First, taping might reduce signals from the skin to the muscles and joint. The mechanism by which this happens is called cutaneous receptor discharge. Second, it's possible that when the skin receptors signal the brain as to the location of the tape, it just adds noise to the nervous system, not actual helpful information. If the tape wasn't applied in a way that stretched the skin during movement, then the proper signals weren't sent to the nervous system.

It's also possible that putting the tape on too loose or too tight altered the pattern of sensory signal patterns. The ankle wasn't able to detect true sensory change. And several of the subjects did comment that they could tell the taped ankle was moving, but not in what direction. It was much easier to detect inversion-eversion ankle movement and the specific direction of the movement without the tape.

In future studies, applying the tape in a way that mimics the natural skin stretch patterns will be tried. Finding ways to tape that avoid stretching the skin in multiple directions is an important next step. In other words, they will try and match the normal skin stretch patterns that occur with inversion/eversion during testing with the tape in place.

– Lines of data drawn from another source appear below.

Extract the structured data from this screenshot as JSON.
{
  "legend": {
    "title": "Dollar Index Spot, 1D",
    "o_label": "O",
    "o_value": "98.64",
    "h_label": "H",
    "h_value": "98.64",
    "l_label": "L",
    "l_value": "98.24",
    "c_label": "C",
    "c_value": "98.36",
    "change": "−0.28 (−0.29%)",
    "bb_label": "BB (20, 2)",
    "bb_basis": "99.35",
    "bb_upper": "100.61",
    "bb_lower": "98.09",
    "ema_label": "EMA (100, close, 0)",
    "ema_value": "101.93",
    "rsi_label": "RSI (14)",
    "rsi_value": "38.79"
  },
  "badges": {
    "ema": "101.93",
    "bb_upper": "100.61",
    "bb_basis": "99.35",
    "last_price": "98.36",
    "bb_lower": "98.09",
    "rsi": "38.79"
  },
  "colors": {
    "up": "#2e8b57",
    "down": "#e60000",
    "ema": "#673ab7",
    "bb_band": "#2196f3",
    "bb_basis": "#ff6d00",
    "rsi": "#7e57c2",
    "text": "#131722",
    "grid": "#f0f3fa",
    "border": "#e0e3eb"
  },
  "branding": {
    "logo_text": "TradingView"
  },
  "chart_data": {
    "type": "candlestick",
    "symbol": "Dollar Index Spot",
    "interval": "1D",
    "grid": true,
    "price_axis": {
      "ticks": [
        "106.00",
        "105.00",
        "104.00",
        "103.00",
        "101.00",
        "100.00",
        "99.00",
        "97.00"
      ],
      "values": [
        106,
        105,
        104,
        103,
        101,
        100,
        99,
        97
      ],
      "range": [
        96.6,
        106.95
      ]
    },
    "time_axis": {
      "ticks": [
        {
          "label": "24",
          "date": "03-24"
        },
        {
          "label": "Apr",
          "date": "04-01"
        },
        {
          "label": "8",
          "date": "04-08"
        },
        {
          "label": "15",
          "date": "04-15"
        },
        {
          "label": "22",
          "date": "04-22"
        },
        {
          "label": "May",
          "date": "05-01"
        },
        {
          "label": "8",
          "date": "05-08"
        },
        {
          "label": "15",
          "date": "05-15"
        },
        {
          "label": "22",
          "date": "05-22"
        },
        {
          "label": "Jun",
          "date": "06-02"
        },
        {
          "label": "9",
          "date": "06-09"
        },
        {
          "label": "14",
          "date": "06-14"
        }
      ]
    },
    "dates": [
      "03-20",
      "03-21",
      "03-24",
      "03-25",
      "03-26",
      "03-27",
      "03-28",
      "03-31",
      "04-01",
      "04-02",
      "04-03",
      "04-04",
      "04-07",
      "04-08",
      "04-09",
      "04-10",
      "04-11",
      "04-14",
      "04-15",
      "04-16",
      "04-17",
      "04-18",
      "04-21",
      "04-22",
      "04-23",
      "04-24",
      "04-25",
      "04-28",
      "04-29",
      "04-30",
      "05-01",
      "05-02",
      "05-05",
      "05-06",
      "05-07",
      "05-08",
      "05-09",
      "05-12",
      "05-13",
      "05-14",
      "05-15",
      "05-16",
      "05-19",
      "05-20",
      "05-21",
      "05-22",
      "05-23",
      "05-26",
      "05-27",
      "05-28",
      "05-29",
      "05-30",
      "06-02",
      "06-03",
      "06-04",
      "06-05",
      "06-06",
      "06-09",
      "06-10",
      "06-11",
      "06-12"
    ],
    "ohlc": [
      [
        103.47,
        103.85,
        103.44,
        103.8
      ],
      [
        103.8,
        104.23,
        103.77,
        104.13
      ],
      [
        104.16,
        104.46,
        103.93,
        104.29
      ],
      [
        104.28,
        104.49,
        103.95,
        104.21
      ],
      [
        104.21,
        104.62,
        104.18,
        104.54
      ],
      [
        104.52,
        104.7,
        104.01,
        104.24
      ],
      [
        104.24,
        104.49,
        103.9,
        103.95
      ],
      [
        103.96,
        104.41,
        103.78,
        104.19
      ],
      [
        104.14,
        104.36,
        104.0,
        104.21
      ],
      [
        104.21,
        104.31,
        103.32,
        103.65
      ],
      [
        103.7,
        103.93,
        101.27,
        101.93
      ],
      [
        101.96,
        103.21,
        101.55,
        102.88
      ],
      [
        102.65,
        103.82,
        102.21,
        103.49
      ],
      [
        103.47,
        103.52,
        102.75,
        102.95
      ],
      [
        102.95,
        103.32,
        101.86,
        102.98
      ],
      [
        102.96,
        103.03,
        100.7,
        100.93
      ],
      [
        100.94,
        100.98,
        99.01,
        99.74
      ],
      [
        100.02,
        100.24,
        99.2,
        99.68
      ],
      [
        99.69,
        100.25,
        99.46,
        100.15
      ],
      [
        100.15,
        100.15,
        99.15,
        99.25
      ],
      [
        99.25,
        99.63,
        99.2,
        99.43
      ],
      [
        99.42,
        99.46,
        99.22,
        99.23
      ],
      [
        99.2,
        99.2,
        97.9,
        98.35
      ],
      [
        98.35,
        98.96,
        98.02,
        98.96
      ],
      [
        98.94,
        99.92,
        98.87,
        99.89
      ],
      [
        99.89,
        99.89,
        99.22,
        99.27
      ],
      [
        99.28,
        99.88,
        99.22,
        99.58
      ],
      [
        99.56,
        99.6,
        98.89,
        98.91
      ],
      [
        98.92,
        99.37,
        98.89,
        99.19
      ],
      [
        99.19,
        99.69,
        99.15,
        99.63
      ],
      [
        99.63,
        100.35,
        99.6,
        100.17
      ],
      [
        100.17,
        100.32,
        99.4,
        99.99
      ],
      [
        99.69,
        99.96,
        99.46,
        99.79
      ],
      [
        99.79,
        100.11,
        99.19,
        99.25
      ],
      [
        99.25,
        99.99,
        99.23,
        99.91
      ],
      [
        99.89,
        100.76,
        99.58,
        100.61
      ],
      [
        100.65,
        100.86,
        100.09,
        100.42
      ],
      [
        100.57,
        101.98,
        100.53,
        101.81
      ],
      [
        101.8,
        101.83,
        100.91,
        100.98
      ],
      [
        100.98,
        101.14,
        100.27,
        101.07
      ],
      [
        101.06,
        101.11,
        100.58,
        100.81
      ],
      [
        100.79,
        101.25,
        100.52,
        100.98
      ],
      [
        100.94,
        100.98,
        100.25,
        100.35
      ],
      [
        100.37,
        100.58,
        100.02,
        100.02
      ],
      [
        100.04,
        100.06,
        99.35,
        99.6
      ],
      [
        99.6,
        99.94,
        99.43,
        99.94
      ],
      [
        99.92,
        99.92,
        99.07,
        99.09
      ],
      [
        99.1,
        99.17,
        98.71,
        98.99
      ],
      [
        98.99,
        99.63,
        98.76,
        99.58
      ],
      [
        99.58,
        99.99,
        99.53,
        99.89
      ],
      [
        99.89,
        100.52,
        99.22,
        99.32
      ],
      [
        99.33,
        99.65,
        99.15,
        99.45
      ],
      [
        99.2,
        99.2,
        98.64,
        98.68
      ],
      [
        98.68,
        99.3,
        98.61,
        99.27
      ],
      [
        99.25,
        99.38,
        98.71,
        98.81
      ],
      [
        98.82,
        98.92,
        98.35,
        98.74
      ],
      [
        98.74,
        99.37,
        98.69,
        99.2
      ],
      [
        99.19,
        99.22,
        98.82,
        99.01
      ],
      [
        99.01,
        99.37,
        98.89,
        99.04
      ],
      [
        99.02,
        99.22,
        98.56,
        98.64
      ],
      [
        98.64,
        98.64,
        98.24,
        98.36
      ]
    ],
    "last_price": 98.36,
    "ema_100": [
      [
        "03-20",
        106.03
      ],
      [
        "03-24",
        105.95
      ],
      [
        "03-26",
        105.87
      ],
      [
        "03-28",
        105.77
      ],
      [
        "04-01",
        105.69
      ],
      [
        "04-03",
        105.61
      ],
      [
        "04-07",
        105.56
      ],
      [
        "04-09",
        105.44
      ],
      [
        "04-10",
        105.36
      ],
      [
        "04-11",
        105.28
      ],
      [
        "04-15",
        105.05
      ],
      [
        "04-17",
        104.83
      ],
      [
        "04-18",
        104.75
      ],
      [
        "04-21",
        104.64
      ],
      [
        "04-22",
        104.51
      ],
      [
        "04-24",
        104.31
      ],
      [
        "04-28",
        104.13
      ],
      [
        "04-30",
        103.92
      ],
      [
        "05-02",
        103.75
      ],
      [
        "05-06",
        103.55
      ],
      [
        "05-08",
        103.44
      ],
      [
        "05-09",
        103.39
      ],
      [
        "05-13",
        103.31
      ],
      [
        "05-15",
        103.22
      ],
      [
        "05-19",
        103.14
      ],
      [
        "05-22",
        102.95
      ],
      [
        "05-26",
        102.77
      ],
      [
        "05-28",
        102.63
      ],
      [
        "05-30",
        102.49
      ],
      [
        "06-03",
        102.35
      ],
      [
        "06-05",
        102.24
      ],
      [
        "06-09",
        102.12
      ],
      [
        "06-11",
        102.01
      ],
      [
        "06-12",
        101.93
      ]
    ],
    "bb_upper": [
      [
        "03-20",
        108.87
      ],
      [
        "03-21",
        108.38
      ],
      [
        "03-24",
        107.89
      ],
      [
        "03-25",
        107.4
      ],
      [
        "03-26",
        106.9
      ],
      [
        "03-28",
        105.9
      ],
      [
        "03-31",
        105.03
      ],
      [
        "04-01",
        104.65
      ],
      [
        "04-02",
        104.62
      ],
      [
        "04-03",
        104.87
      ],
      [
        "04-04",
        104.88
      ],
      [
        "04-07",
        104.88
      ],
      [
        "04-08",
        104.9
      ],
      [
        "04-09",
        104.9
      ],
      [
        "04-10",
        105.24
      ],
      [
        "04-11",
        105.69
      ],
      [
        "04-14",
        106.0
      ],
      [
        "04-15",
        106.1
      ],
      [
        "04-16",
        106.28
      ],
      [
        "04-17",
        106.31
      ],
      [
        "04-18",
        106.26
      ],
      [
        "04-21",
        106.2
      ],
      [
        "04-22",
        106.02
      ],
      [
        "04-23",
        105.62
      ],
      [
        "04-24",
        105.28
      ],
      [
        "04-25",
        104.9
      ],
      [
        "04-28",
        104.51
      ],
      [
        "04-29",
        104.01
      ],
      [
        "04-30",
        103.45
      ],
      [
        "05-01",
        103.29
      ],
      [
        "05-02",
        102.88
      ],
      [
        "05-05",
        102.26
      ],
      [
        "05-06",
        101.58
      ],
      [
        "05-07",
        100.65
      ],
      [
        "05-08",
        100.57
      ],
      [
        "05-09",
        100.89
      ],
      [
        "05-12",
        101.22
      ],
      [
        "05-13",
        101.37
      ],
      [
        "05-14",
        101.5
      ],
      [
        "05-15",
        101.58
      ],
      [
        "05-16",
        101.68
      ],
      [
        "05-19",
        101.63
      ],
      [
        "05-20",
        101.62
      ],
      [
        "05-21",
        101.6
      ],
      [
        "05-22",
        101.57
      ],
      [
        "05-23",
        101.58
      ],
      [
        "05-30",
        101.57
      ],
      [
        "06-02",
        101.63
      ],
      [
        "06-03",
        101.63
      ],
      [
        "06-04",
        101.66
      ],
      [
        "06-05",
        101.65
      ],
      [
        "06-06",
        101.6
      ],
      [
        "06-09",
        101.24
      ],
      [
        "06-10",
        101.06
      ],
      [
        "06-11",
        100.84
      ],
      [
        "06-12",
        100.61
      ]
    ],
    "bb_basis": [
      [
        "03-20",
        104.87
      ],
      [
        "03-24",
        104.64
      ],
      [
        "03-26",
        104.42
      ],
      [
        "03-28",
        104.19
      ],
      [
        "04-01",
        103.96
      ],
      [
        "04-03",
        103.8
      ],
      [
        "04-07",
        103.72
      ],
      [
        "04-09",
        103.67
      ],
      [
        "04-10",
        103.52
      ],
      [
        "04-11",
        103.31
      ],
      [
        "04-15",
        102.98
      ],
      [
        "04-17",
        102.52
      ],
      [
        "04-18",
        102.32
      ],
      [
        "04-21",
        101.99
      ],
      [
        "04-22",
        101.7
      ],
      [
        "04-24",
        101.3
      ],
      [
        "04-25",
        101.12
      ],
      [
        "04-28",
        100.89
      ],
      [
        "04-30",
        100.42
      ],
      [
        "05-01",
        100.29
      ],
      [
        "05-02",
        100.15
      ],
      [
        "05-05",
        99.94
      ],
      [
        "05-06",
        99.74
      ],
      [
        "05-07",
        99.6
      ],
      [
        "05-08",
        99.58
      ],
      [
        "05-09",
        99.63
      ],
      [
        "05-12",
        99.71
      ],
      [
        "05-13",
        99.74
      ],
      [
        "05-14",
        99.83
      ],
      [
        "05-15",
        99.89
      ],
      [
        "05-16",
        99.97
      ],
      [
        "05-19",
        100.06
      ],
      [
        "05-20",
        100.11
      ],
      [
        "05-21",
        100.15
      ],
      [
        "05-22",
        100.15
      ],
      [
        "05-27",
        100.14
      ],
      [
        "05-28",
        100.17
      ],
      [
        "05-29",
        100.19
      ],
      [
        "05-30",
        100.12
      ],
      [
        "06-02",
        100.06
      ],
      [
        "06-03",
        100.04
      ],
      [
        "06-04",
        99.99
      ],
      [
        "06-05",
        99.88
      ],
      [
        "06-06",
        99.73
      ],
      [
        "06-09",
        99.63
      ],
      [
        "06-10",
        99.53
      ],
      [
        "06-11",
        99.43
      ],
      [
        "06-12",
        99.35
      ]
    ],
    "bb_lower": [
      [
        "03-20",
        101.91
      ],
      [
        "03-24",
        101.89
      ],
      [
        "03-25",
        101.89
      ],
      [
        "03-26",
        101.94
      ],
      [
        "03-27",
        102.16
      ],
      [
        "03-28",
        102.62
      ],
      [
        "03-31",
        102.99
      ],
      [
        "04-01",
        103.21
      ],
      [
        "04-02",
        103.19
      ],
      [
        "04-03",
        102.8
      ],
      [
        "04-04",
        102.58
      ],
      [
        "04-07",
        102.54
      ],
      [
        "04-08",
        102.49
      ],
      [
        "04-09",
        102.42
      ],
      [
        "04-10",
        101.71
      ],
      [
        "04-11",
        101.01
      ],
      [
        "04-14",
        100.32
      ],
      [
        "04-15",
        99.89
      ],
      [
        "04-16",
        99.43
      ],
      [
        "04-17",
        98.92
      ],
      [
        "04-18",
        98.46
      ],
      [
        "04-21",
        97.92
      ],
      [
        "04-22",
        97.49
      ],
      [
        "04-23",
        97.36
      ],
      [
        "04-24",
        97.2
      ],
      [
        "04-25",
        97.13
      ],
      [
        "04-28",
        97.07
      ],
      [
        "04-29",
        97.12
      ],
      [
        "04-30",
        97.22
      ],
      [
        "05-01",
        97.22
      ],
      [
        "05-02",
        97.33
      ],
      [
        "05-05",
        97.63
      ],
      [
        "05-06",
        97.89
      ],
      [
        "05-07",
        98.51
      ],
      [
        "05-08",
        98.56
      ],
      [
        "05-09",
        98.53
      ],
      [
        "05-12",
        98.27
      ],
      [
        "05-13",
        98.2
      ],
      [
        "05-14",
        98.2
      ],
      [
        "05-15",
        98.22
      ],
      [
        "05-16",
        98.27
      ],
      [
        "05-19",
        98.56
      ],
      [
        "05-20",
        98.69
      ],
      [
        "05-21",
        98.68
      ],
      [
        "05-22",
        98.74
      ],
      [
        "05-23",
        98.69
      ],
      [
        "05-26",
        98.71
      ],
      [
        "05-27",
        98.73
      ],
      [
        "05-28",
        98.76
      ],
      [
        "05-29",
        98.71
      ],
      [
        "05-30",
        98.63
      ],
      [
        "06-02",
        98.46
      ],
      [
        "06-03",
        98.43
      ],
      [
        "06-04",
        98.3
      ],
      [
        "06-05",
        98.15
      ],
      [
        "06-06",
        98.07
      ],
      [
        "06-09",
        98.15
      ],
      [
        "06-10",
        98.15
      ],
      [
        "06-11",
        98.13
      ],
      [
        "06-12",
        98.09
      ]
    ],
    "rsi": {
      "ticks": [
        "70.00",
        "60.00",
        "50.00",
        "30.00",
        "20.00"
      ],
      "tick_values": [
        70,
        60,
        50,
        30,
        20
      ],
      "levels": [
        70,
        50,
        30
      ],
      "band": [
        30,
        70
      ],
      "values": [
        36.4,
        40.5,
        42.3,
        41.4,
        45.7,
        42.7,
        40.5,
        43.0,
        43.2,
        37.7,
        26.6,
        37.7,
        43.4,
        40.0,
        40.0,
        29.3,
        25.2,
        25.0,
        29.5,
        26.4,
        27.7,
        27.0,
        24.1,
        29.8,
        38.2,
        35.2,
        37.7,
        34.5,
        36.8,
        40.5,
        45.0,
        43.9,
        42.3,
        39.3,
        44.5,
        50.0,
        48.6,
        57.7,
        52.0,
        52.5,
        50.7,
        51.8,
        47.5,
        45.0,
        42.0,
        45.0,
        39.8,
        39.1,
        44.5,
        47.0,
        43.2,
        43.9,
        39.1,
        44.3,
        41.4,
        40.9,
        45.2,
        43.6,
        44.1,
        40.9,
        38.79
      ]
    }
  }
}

Different types of tape should be tested. And an effort will be made to test where the communication break down occurs. Is it tape to skin, skin to muscle, or within the muscles themselves? For now, it's clear that taping doesn't reduce the risk of future sprains because of its beneficial effects on proprioception during inversion and eversion ankle movements.


Kathryn M. Refshauge, DipPhty, GradDipManip Ther, MBiomedE, PhD, et al. The Effect of Ankle Taping on Detection of Inversion-Eversion Movements in Participants with Recurrent Ankle Sprain. In The American Journal of Sports Medicine. February 2009. Vol. 37. No. 2. Pp. 371-375.

02/12/2009

*Disclaimer:* The information contained herein is compiled from a variety of sources. It may not be complete or timely. It does not cover all diseases, physical conditions, ailments or treatments. The information should NOT be used in place of visit with your healthcare provider, nor should you disregard the advice of your health care provider because of any information you read in this topic.